Balmer teaches a leadership class that comprises the FFA officers. Since the officers always have speaking parts at the annual banquet, she assigned the officer-students to record videos of their speeches instead.

“They’re still doing that leadership stuff, just virtually,” she said.

Teachers are planning to recognize seniors when it’s safe to do so, and they’re trying to keep underclassmen positive about next year.

“This isn’t the end of our FFA chapter,” Romberger said.

Chapter and state FFA officer selection processes are being moved online, often using videoconferencing.

Pennsylvania’s state FFA convention, usually held at Penn State University in early June, will also be replaced with a virtual celebration.

Perhaps the harder decision was to bag the convention’s competitive events, which qualify teams and individuals for nationals in the fall.

“We came to the conclusion that, because of rural broadband not being available to a lot of our students, that it would not be fair to offer it and only make it available to some students and not all,” said Mike Brammer, executive director of Pennsylvania FFA.

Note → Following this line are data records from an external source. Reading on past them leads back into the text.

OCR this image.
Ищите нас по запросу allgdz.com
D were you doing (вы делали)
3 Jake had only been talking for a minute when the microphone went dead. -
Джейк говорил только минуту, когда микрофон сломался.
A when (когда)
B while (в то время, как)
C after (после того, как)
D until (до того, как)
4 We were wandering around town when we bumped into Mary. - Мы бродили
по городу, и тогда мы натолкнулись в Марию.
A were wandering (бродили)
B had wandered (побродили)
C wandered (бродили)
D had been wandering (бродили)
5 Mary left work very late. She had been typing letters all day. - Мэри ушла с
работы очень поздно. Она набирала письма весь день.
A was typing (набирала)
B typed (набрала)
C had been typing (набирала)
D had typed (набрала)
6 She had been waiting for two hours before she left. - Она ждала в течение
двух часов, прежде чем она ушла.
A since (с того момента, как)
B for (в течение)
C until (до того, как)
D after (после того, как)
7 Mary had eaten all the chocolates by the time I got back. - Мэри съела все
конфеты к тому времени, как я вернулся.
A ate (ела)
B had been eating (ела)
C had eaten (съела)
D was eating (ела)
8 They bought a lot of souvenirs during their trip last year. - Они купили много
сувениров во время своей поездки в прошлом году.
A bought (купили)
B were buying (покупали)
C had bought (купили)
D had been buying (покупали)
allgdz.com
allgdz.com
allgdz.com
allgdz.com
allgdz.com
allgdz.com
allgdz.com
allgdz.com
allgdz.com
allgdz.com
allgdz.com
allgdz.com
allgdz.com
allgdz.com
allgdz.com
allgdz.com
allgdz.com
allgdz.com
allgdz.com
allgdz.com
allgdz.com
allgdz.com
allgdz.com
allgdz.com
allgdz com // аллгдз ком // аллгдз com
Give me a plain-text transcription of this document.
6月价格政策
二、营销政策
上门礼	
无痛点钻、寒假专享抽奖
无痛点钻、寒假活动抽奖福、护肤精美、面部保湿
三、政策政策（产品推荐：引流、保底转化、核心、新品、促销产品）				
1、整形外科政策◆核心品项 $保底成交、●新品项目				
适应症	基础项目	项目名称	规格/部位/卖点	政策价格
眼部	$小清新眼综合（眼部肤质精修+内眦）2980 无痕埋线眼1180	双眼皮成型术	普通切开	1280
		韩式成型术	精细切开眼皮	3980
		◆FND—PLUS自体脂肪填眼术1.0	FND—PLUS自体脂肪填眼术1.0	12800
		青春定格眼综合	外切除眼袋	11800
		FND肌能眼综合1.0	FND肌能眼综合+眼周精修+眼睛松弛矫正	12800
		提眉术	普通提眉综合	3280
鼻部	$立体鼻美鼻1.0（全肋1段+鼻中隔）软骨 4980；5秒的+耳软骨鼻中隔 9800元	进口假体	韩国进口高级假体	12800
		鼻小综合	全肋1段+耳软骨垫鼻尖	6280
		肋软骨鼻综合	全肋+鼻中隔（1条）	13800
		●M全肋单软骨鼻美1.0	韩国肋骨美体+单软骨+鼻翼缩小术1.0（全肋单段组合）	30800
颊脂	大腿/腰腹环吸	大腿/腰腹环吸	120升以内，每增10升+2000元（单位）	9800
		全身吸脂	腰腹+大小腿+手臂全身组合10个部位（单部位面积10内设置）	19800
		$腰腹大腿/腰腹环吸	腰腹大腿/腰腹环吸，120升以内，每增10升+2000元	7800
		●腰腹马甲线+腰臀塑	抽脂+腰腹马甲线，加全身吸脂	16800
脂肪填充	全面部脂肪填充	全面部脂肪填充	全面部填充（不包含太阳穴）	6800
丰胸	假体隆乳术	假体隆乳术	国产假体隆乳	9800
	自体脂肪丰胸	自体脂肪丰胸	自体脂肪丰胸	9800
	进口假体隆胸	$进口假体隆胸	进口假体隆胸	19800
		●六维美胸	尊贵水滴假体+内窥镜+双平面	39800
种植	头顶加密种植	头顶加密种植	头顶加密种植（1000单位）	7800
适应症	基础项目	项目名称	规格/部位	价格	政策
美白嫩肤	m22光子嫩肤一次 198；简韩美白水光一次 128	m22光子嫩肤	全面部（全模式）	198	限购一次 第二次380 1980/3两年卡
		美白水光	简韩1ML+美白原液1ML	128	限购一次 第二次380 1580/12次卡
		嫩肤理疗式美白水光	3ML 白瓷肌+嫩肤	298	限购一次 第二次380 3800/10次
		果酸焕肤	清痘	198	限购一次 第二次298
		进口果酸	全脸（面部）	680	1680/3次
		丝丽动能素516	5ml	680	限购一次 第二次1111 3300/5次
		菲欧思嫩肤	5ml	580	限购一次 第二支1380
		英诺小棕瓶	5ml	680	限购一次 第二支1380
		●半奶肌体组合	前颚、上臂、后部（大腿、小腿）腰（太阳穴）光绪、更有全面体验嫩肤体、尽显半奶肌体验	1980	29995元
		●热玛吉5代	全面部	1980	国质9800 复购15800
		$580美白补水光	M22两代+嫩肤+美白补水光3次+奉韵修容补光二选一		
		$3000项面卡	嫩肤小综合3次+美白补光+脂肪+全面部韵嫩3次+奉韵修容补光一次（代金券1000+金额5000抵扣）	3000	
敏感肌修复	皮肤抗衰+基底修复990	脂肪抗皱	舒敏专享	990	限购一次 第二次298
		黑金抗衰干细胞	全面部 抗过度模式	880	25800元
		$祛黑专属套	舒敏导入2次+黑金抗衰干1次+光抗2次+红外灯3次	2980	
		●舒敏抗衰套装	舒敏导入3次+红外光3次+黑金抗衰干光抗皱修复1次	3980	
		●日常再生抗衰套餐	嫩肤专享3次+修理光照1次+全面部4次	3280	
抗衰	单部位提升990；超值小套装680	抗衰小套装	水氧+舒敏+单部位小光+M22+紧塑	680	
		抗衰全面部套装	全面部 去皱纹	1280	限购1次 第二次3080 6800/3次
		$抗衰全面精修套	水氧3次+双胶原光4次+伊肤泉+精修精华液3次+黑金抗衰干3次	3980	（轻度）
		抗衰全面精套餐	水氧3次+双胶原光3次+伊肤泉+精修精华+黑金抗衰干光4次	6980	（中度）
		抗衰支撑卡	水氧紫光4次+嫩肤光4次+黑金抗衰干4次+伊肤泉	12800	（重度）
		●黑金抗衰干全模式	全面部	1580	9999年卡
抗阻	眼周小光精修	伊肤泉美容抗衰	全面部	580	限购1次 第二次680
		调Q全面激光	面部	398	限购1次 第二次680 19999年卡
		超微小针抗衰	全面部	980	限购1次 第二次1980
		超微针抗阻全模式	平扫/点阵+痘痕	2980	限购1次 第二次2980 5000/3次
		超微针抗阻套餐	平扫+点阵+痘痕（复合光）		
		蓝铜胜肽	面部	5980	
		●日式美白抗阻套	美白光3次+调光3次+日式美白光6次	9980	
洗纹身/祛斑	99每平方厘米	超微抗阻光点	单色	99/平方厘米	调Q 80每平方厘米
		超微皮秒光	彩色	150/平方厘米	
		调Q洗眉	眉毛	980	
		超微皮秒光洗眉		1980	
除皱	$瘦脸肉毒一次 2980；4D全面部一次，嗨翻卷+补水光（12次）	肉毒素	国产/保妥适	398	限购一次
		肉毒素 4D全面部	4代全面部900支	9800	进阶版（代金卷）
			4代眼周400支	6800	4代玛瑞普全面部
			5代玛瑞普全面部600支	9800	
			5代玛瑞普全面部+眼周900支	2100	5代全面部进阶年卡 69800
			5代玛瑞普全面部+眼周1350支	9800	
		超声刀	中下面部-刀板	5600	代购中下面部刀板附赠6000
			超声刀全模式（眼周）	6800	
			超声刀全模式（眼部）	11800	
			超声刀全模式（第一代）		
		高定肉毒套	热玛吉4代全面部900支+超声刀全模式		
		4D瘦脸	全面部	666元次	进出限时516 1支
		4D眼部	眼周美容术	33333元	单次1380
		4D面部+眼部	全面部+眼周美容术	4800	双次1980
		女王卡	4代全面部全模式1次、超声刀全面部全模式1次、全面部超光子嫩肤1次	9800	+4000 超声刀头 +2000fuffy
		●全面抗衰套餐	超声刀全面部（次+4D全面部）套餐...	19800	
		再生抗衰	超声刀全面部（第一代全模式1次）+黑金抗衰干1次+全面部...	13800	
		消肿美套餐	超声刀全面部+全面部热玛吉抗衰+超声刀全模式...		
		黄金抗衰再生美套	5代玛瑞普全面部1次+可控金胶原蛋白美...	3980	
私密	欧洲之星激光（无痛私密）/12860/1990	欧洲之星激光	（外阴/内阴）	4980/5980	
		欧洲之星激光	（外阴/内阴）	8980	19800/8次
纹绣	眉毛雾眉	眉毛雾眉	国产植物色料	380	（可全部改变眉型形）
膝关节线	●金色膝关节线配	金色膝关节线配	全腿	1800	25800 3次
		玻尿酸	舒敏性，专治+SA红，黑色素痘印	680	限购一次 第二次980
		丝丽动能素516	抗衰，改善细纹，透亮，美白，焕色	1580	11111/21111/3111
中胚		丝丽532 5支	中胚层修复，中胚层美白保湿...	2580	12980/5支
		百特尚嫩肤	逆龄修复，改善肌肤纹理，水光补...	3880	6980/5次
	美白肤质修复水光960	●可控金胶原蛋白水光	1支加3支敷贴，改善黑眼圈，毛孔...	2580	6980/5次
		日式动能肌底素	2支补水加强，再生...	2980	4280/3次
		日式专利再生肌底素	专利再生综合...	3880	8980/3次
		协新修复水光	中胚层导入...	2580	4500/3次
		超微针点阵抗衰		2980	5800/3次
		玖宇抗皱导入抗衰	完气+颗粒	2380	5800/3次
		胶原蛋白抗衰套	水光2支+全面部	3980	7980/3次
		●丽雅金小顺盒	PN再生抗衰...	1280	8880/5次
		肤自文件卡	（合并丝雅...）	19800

An alternative selection process is still being developed.

Even with so many meaningful moments scaled back or canceled, neither teachers nor students will soon forget the disruptions caused by COVID-19 in this school year.

Teachers are making do, but they said they’ll be glad to get back to their classrooms to do what they do best.

“We’ll get through it, and we will certainly learn from it,” Romberger said.

Stephanie Speicher and Dick Wanner contributed reporting.